Mi padre no tiró esas postales. Sé que las tiene guardadas en un cuarto en el que no duerme nadie, junto a las herramientas del jardín y los libros viejos, montones de libros ilustrados de cartoné que mi madre me solía leer. Hay cestas llenas de tarjetas sin usar. Mi madre solía comprar muchas tarjetas, tarjetas de Feliz cumpleaños y ¡Felicidades! y Sentimos tu pérdida para estar siempre preparada para un cumpleaños del que se había olvidado o una muerte repentina.

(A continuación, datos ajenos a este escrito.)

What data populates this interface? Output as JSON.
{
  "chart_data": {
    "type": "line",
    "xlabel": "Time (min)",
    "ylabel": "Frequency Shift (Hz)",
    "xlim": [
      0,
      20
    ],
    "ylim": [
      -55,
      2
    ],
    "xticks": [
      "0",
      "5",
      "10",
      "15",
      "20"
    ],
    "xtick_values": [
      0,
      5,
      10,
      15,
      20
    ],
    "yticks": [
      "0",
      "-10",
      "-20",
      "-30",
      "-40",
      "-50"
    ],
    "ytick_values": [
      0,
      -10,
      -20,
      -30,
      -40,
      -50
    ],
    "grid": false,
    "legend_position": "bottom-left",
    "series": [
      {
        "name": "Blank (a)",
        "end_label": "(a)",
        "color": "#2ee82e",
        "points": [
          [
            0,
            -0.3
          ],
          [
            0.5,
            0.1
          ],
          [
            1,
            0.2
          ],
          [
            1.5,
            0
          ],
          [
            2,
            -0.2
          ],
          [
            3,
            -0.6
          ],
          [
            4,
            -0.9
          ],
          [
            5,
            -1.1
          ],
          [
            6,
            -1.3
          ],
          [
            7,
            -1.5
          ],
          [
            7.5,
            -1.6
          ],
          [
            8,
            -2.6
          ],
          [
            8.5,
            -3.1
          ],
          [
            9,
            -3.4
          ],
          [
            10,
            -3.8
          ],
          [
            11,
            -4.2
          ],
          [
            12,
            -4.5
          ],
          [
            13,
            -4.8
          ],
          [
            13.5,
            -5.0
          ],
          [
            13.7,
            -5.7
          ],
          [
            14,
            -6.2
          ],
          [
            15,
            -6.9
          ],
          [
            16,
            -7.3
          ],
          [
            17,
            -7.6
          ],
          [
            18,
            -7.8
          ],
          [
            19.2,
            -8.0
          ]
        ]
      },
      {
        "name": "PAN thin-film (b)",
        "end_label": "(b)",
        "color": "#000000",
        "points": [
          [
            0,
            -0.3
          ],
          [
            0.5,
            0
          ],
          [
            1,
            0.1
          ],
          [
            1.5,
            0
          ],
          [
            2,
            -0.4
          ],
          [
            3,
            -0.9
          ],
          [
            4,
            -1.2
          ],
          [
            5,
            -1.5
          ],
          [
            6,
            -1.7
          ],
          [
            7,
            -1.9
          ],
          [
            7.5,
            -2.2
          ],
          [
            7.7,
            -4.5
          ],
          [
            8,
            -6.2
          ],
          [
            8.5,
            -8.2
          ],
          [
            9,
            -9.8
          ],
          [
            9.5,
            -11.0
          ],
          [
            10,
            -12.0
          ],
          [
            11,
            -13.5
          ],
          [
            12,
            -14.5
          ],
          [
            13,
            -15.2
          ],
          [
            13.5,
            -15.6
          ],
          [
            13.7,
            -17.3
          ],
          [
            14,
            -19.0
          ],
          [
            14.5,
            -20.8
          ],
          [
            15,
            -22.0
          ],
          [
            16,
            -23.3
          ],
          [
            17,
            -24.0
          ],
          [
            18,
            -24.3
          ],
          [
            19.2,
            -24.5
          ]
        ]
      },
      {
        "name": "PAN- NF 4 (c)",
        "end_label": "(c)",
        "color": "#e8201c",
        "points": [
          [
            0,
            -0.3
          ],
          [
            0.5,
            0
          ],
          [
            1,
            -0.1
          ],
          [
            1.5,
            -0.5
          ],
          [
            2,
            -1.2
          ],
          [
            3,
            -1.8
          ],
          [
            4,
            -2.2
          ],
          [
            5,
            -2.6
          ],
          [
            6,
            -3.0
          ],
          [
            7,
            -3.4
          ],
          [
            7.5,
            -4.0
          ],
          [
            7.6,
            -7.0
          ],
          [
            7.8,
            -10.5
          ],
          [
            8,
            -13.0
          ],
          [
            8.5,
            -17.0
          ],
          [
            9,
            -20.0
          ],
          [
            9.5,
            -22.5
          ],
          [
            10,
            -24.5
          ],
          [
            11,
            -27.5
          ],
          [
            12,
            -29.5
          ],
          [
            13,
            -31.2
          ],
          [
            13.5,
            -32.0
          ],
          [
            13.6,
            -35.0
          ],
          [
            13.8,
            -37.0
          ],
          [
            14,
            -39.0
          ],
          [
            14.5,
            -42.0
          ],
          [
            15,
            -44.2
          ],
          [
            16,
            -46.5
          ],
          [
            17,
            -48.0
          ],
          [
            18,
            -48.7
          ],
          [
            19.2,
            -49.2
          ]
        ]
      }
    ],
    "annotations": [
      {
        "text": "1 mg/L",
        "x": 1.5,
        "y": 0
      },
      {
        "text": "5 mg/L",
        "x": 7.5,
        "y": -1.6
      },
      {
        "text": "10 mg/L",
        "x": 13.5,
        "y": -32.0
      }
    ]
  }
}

Las cestas están llenas de estas tarjetas, pero no veo por ninguna parte las postales de mi madre, así que busco, busco, busco y vuelco las cestas, y, cuando he mirado hasta la última tarjeta, busco también dentro de los libros ilustrados, por si alguien ha usado las postales de marcapáginas. Y miro detrás de las herramientas del jardín y dentro de los aparadores mientras intento no llorar de frustración. Tengo las manos llenas de cortes por el papel. Y al final, me siento en el suelo y admito que las postales no están en ninguna parte.
—Caroline, ¿qué haces?
Mi padre aparece detrás de mí con expresión preocupada. No lo esperaba; me ha dado un susto tan grande que el corazón me late como las alas de un colibrí y una sensación cálida se me derrama en el pecho, como cuando me despierto de una pesadilla terrible en la cama.
—Busco una cosa.
—Ya veo. ¿Qué es?
Dudo. Si se lo cuento, ¿sabrá que busco a mi madre? ¿O me dirá dónde ha dejado las postales, sin más? Decido arriesgarme.
—Estoy buscando las postales que nos enviaba mamá.
—¡Ah! —Se cruza de brazos—. ¿Y para qué?
Abro la boca y se me escapa una mentira antes de pensar siquiera en alguna.